Неприятная дрожь пробежала по всему телу Вилли от того места, которого коснулся своим пальцем незнакомец, а звук его голоса, глухой и жуткий, как-то странно отдавался в сердце Вилли.

— Прошу извинить меня, сударь, — сказал он, несколько взволнованный и расстроенный, — я не совсем понимаю, что вы хотите этим сказать?

— Хм!.. — промолвил гость. — Посмотрите на меня, и вы убедитесь, что ваше зрение изменяет вам; подымите руку, и вы почувствуете, что она смертельно тяжела. Говорю вам, что это ваша последняя бутылка вина, и это последняя ваша ночь на этом свете, мастер Вилли.

— Разве вы врач? — дрожащим голосом спросил Вилли.

— Я лучший из врачей, когда-либо существовавших, — ответил незнакомец. — Я излечиваю разом и дух, и тело одним и тем же средством; я сразу прекращаю все страдания и отпускаю все прегрешения; а в тех случаях, когда моими пациентами являются люди, которым жизнь не улыбалась, которых постигали постоянные неудачи, везде и во всем встречались затруднения, я для них сглаживаю все и вывожу их победителями из самых запутанных и тяжелых обстоятельств!
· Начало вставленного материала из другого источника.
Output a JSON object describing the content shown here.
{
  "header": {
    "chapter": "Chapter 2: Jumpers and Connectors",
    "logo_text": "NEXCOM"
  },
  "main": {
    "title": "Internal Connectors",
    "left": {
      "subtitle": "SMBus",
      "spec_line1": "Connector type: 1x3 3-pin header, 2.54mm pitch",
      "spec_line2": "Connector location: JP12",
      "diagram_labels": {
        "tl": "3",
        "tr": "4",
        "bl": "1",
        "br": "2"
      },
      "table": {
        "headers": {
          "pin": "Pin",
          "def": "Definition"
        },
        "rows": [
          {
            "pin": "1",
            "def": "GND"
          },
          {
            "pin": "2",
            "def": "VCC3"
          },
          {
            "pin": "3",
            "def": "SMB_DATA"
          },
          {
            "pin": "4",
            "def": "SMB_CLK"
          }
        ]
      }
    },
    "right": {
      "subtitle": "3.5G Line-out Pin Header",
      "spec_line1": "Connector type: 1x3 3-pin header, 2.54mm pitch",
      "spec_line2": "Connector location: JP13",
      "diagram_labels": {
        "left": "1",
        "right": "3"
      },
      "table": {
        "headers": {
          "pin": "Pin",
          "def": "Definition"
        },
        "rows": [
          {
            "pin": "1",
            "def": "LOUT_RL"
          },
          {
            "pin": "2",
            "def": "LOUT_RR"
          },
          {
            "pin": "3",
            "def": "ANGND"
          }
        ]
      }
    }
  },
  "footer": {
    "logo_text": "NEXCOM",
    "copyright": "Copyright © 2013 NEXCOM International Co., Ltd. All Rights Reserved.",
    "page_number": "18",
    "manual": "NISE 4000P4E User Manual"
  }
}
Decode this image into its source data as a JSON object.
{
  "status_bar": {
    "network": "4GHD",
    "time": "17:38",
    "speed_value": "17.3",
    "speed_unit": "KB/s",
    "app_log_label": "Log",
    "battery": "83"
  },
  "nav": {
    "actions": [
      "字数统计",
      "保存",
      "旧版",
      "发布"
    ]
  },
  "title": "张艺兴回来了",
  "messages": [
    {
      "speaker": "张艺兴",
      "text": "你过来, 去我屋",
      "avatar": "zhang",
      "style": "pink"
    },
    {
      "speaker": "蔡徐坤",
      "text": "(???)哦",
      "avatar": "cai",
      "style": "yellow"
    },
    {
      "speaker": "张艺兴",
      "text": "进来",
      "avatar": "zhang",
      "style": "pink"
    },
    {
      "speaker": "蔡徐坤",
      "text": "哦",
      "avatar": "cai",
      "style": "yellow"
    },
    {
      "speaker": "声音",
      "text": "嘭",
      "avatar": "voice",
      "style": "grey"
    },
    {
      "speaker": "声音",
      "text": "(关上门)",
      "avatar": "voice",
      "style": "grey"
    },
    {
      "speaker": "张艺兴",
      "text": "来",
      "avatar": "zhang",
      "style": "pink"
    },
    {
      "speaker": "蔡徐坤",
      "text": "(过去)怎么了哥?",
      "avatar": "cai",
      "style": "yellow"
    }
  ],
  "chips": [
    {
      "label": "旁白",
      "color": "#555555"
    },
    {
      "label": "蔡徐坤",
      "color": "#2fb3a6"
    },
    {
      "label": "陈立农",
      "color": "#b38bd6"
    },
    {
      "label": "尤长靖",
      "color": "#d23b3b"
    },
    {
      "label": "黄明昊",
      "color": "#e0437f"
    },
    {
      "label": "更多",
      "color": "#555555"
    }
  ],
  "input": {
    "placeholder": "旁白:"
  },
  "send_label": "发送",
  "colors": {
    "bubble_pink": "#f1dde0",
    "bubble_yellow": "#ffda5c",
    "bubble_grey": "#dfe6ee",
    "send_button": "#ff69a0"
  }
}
— Это, конечно, прекрасно, но, благодарение Богу, я в вашей помощи нисколько не нуждаюсь! — сказал Вилли.

— Для каждого человека приходит такое время, мастер Вилли, — возразил странный врач, — когда у него из рук берут руль и когда другой берется за него и правит его ладьей. Потому что вы в течение всей своей жизни всегда были разумны, спокойны и осторожны, эта пора пришла для вас не скоро, много позднее, чем для других; вам дано было довольно много времени подготовиться к этому моменту. Вы теперь видели все, что можно было увидеть близ вашей мельницы; вы всю жизнь просидели здесь не сходя со своего места, просидели, как крот в своей норе, ну, а теперь довольно! Эта ваша миссия кончена, — добавил страшный посетитель, вставая из-за стола. — Теперь вы должны встать и идти за мной.

— Вы странный господин, — сказал Вилли, глядя в упор на своего гостя, — и страшный врач.

— Я не только врач, я закон природы! — возразил собеседник. — Люди называют меня Смертью.

— Так почему же вы не сказали мне этого сразу?! — воскликнул Вилли. — Я ждал вас все эти долгие годы; протяните мне вашу руку, и с Богом в путь!

— Так обопритесь на меня сильнее, — сказал гость. — Ваши силы уходят. Опирайтесь крепче. Я хотя и стар как мир, но все еще очень силен, сильнее всех и сильнее всего! Здесь не более трех шагов до моей колымаги, а там окончатся все ваши заботы и печали. Право же, — добавил гость, и голос его звучал теперь тепло, сердечно и дружелюбно, — я тосковал по вас, как по родному сыну; из всех людей, за которыми я прихожу и приходил весь свой долгий век, за вами я пришел с наибольшей радостью! Я и зол, и насмешлив, и часто огорчаю людей в первый момент моего приближения к ним, но, в сущности, я для большинства из них добрый друг, особенно же для таких людей, как вы, мастер Вилли.

— С тех пор как Марджери скончалась, — сказал Вилли, — Бог свидетель, что вы были для меня единственным другом, которого я ждал и которого я горячо желал увидеть у своих дверей.

И хозяин и гость пошли вместе, рука об руку, через двор к воротам. Один из слуг проснулся в это время и услышал конский топот у самых ворот, но повернулся на другой бок и тотчас же опять заснул. В эту ночь вдоль всей долины от мельницы вниз слышался мягкий, ласковый шелест, словно приятный и нежный тихий ветерок несся с гор по направлению к равнине, а наутро, когда все кругом вновь пробудилось к жизни, Вилли с мельницы отправился наконец в свое первое и последнее путешествие, в страну, откуда никогда не возвращаются.